As part of the merger, the companies have also proposed a share-swap agreement. According to the filing, the share-swap will take place in the 177:100 ratio. A share swap agreement is an arrangement between two entities in which shares are exchanged instead of using cash to pay for a merger or acquisition.

“In consideration of the amalgamation of the Transferor Company with the Transferee Company, the Transferee Company shall issue and allot to shareholders of the Transferor Company, whose name is recorded in the register of members and/or records of the depository on the Record Date (as defined in the Scheme) as follows: “177 (One Hundred and Seventy Seven) equity shares of the Transferee Company of INR 1/- each fully paid up for every 100 (One Hundred) equity shares of Rs 2/- each fully paid up, held by the shareholders of the Transferor Company,” the company said in its filing with the exchange.

The 177:100 Share Swap

The share swap is expected to affect the shareholders of the two companies. As part of the share swap arrangement, investors who hold 100 equity shares of Sapphire Foods India will receive 177 equity shares of Devyani International.

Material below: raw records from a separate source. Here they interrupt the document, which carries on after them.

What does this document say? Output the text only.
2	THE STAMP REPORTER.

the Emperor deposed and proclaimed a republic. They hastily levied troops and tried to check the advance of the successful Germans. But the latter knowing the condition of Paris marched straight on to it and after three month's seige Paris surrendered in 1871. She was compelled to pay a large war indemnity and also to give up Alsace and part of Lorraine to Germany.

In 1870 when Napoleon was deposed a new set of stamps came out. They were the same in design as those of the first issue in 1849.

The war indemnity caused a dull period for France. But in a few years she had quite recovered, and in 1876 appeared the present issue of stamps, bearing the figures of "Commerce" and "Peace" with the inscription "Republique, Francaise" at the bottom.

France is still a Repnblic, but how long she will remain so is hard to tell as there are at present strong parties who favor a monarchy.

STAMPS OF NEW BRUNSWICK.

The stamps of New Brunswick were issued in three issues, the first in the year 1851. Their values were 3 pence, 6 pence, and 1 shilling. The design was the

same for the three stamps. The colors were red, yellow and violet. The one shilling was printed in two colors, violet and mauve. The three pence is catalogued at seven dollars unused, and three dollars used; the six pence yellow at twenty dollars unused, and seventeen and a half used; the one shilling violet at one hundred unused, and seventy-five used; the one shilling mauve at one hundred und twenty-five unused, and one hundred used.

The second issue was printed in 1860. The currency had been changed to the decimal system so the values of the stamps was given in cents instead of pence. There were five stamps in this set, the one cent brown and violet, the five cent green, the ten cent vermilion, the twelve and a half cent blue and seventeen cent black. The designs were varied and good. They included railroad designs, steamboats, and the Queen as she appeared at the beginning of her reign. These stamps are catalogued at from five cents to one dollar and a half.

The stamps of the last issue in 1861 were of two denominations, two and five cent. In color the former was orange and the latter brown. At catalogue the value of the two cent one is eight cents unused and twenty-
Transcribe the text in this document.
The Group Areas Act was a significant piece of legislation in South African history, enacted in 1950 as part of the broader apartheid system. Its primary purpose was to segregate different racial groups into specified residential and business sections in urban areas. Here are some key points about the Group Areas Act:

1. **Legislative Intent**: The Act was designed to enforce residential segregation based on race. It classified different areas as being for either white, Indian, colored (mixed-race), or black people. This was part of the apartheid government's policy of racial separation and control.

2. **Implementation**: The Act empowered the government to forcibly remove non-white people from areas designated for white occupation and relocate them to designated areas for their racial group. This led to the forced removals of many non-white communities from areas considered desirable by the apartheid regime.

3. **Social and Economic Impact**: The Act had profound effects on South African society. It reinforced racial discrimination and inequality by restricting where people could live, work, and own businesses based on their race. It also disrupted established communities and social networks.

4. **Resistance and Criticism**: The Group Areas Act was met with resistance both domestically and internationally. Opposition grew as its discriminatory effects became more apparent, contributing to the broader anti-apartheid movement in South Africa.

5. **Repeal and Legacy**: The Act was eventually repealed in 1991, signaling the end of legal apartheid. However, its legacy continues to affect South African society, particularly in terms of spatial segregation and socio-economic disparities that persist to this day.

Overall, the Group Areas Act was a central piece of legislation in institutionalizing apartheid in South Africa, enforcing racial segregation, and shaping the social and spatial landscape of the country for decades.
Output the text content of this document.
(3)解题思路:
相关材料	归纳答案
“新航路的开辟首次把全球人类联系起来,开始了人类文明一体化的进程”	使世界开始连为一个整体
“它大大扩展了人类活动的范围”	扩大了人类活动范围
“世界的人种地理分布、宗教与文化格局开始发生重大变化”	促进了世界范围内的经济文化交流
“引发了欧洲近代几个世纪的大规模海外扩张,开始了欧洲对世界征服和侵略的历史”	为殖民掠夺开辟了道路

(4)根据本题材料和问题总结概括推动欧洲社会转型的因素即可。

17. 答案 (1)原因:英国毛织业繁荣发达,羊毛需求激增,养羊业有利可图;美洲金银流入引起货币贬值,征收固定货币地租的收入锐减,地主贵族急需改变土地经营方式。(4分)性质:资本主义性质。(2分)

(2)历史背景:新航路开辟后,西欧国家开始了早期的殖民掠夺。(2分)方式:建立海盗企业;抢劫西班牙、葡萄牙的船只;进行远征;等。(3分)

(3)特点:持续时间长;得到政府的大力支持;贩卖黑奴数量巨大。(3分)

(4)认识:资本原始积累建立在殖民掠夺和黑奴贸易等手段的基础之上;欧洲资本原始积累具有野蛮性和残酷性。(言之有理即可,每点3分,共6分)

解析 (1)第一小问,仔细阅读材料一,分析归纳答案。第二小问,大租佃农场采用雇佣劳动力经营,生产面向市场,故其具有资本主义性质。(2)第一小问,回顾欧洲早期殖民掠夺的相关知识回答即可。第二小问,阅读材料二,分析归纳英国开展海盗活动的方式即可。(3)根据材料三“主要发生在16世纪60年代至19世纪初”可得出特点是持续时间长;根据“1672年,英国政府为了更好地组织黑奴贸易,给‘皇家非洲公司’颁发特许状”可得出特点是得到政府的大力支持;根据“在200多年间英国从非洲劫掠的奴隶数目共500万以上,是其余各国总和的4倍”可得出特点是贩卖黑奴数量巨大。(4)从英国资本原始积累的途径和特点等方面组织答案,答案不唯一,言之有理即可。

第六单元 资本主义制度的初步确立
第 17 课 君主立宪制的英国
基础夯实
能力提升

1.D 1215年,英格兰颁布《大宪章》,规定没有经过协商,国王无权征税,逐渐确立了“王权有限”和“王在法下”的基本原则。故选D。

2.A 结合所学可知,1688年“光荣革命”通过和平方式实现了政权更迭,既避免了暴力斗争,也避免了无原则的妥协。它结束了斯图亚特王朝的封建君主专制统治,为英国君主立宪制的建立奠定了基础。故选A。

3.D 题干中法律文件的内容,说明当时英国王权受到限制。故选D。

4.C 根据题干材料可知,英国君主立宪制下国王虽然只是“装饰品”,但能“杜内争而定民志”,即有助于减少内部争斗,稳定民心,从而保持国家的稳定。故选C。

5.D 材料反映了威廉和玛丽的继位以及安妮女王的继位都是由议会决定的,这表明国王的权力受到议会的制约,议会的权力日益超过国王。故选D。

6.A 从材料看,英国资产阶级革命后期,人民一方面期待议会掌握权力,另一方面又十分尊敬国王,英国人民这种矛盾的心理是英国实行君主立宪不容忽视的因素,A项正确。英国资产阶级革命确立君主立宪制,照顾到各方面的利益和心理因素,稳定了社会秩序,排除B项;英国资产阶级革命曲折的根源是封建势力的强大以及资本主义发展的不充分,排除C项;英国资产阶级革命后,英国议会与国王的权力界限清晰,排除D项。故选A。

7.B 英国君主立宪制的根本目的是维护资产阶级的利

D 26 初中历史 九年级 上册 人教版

Notably, the face value of Devyani International’s shares is Re 1 each, while Sapphire Foods shares have a face value of Rs 2 each. The ratio accounts for the difference in the face value and the relative market valuations of both entities. However, if a shareholder’s holding results in a fractional share, the fractions are typically pooled and sold by a trustee, with the cash proceeds distributed to the respective shareholders.

Shareholders who hold shares of Devyani International (DIL) in their demat account will continue to hold them. However their proportional stake in the company will be “diluted” following the merger, as the company is issuing new shares to Sapphire’s investors. However, the shareholder will get a stake in a relatively larger entity post the merger.

Once the merger is finalised within the 12-15 month timeline specified by the company, Sapphire Foods will be delisted from the stock exchanges and the new Devyani shares will be automatically credited to the demat accounts of eligible shareholders based on the 177:100 ratio, while the shares of Sapphire will be cancelled.

Why is a Merger Taking Place

The focus areas for the merger include expanding KFC, strengthening Pizza Hut, and growing the non-Yum Brands portfolio. The company plans to create one of the largest QSR companies in India with pan-India operations across multiple cuisine options. The company also mentioned in the investor presentation that it seeks to benefit from economies of scale and operational synergies, a stronger balance sheet to support accelerated expansion along with a wider investor base and enhanced liquidity.

The company expects its global store count to increase to 3,002. The merged entity’s projected revenue from operations and gross profit are expected to grow to Rs 78,265 million and Rs 53,872 million, respectively. The gross margin of the company is expected to improve to 68.5 per cent.

The company added that the merger is subject to approvals from several regulatory authorities, such as the stock exchanges, the Securities and Exchange Board of India (Sebi), Competition Commission of India (CCI), the National Company Law Tribunal (NCLT), creditors of the company, shareholders of the company, along with any other regulatory approvals.

At the time of writing, shares of Sapphire Foods India were trading at Rs 253.25 apiece, down by 3.60 per cent, while shares of Devyani International were trading at Rs 149.32 apiece, up by 1.28 per cent.